Crime in the name of religion
Crimes in the name of religion are committed all over the world; Pakistan is no exception. Our rulers tell us that religious minorities are treated equally but the opposite is in fact true. In the ‘Land of the Pure’, threats, attacks, targeted killings of people from minority sects/other religions and different forms of religious hate crimes have risen considerably over the years.
A woman, her two minor granddaughters and an unborn child died earlier this week in Gujranwala, Punjab. Several others were injured. They did not die an accidental death. Their houses were set on fire on purpose by an angry mob. Footage from the scene showed people cheering while the houses were burning. These houses belonged to the minority Ahmadiyya community, a sect that has been persecuted over the decades in Pakistan after they were officially declared ‘non-Muslims’. In 2010, two Ahmadi mosques were attacked in Lahore. Around 100 Ahmadis lost their lives in those violent attacks. Shaheed Salmaan Taseer, the then Governor of Punjab, was one of the few high profile leaders to have condoled with the Ahmadiyya community publicly.

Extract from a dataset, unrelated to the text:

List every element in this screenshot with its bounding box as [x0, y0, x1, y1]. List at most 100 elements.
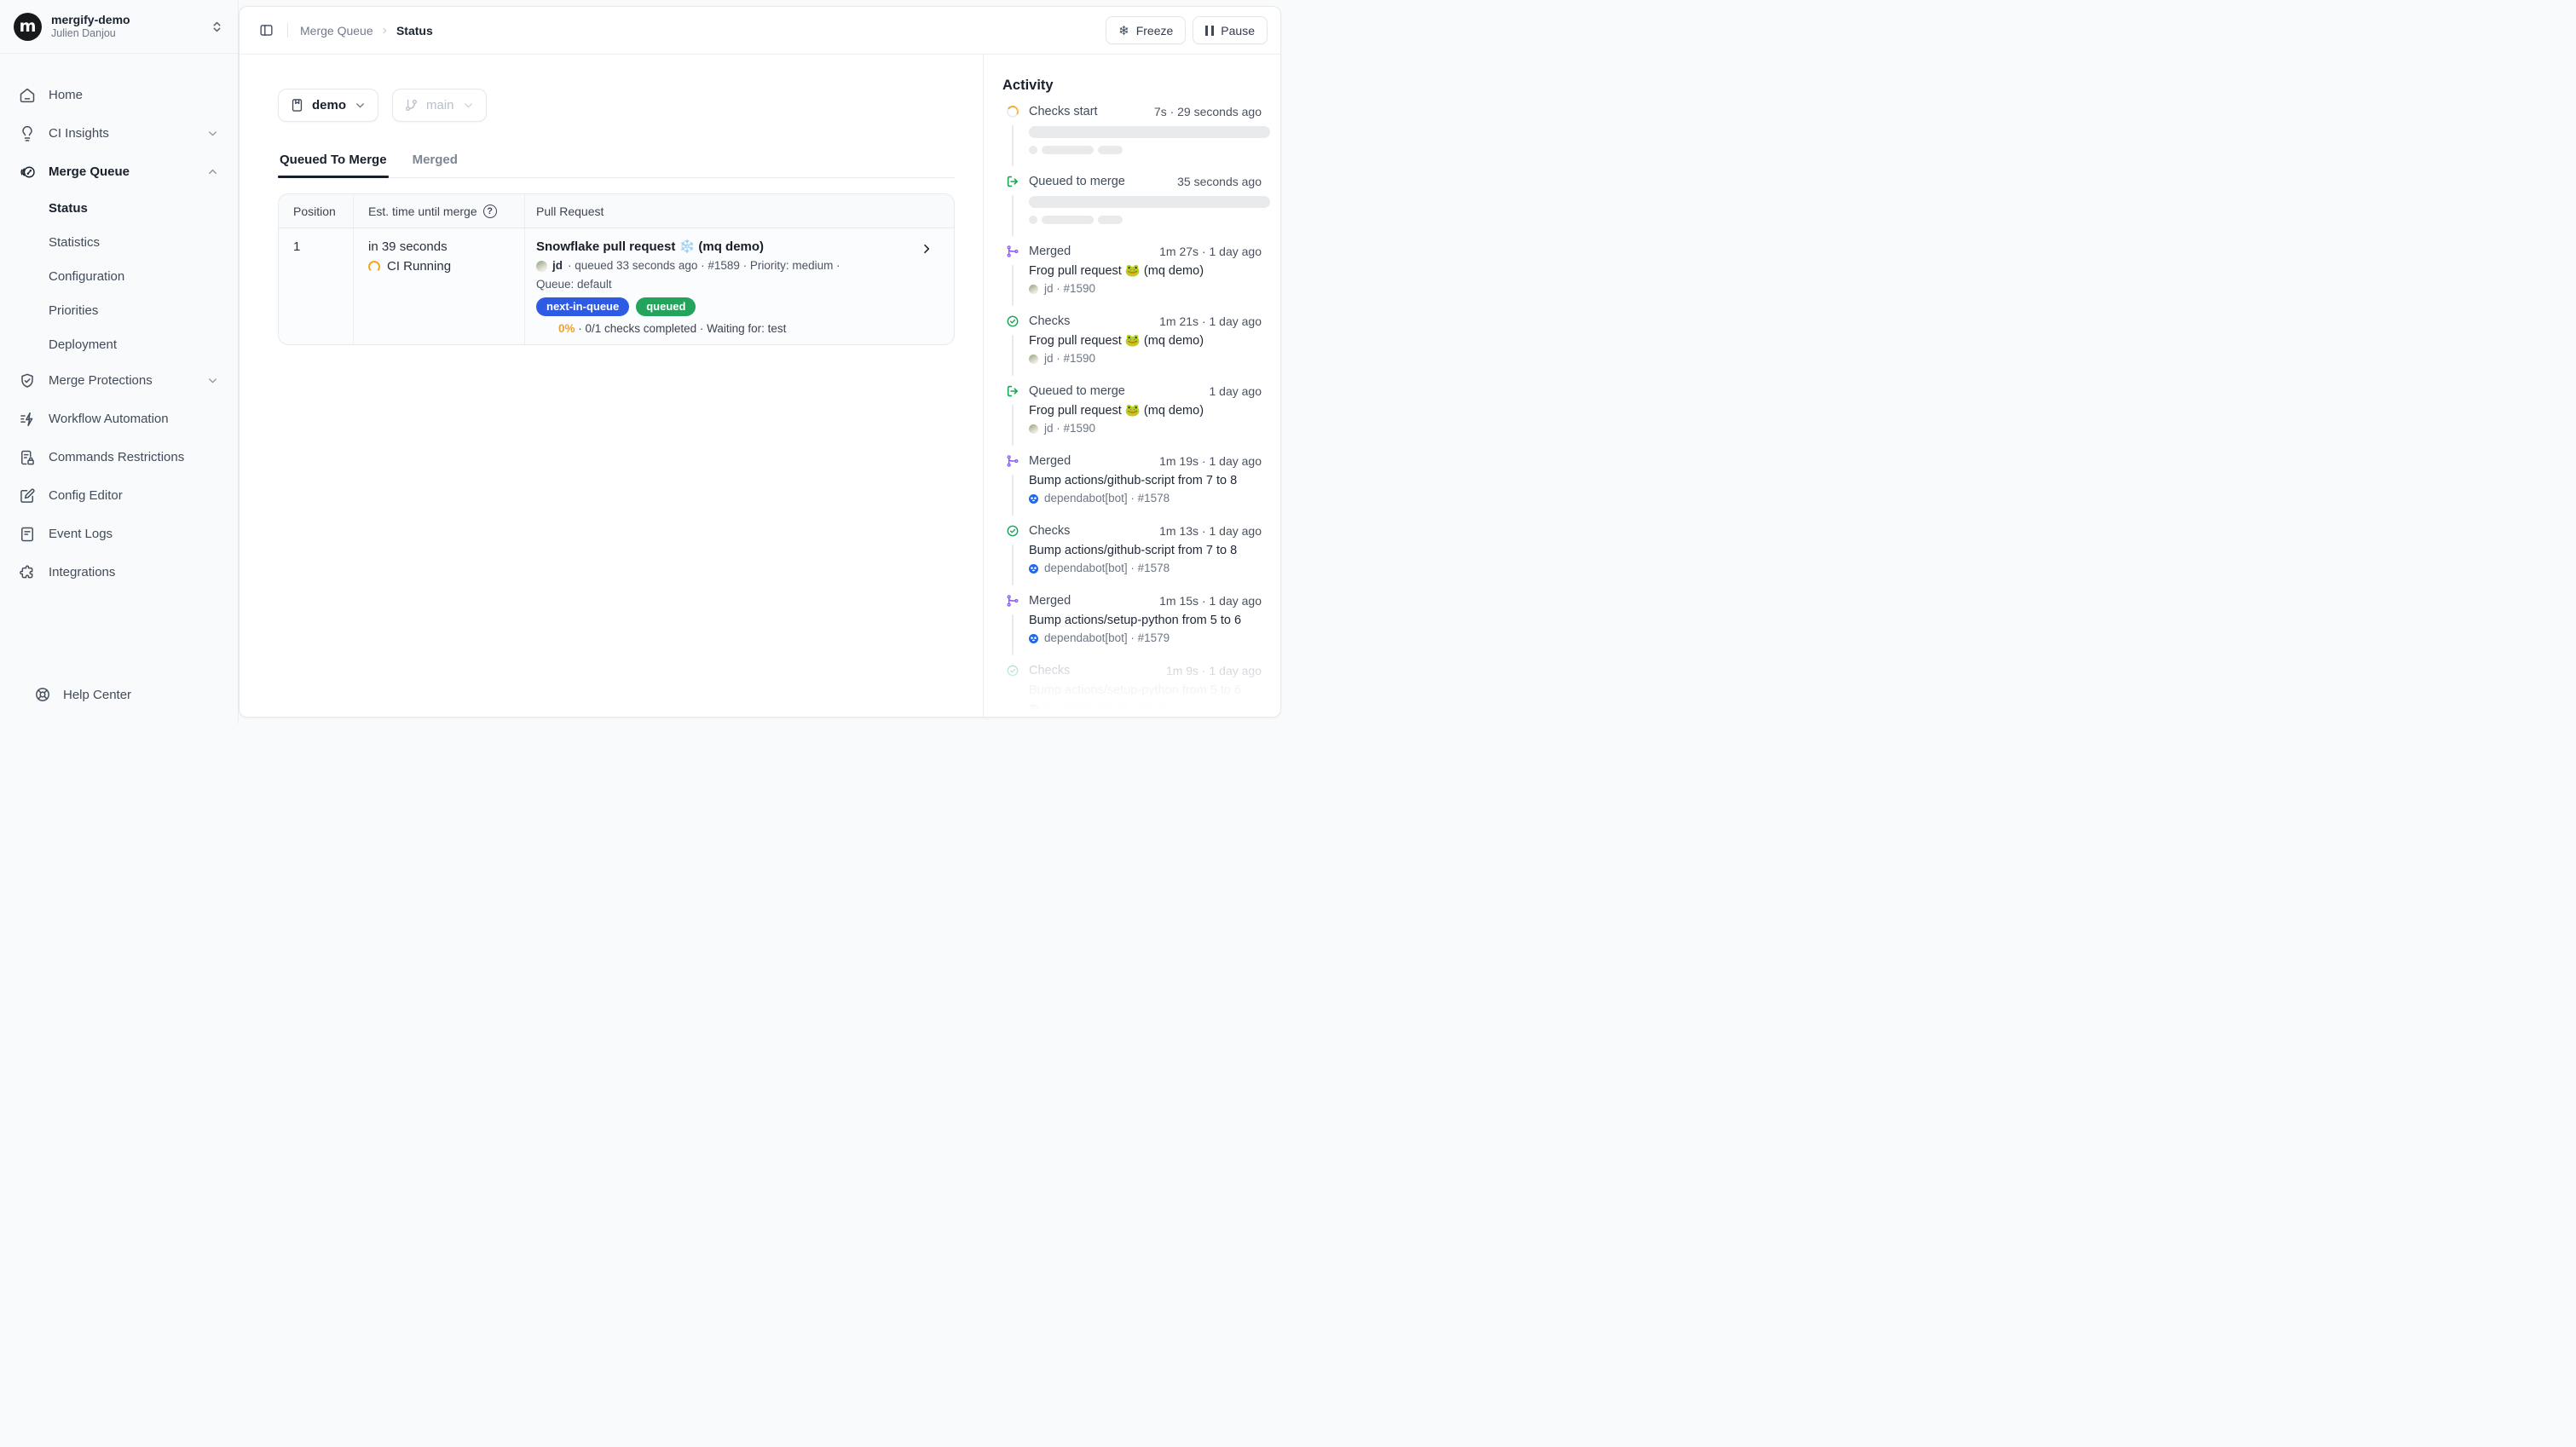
- sidebar-item-priorities[interactable]: Priorities: [12, 293, 226, 327]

After two Ahmadi mosques were attacked in Lahore in 2010, Pakistani civil rights activists protested outside the community’s mosque. Pic/AFP
The ‘justification’ given for the recent atrocious act was an allegedly blasphemous Facebook post by a member of their family. An Ahmadiyya community spokesman denied the allegation of blasphemy and said it was “completely false”. The real reason was simply the fact that these people were Ahmadis. The propaganda against the Ahmadiyya community is so widespread in our country that an attack against the Ahmadis is hardly ever condemned and is instead celebrated. Such is the fear of the Right that no outrage is expressed by our rulers when attacks against the Ahmadis take place. When Mian Nawaz Sharif expressed sadness over those attacks back then and called the Ahmadis his ‘brethren’, he was attacked by the rightwing media and the religious Right for it.
With the exception of some honourable journalists, most of the media in Pakistan has played a negative role when it comes to the minorities, especially the Ahmadis. Before the Gujranwala incident, Maulana Tahir Ashrafi — a religious scholar considered to be a ‘moderate’ mullah by some — made baseless allegations against the Ahmadis on a talk show. Such comments have led to incitement to violence in the past as had happened after Amir Liaquat’s show a few years ago. When a channel can virtually be taken off the air and a media group hounded for criticising the military establishment, why is no action taken against hatemongers spewing venom on our television screens?
It has become quite a norm in Pakistan to accuse someone falsely of committing blasphemy. According to the Human Rights Commission of Pakistan (HRCP), blasphemy cases have risen from one in 2011 to at least 68 last year, and around 100 this year alone.
Whenever one thinks that nothing can shock one any more, something terrible happens again and shakes our faith in humanity. The Gujranwala incident has done that and much more. The joy on the faces of the murderers of these innocent people will haunt our memories forever.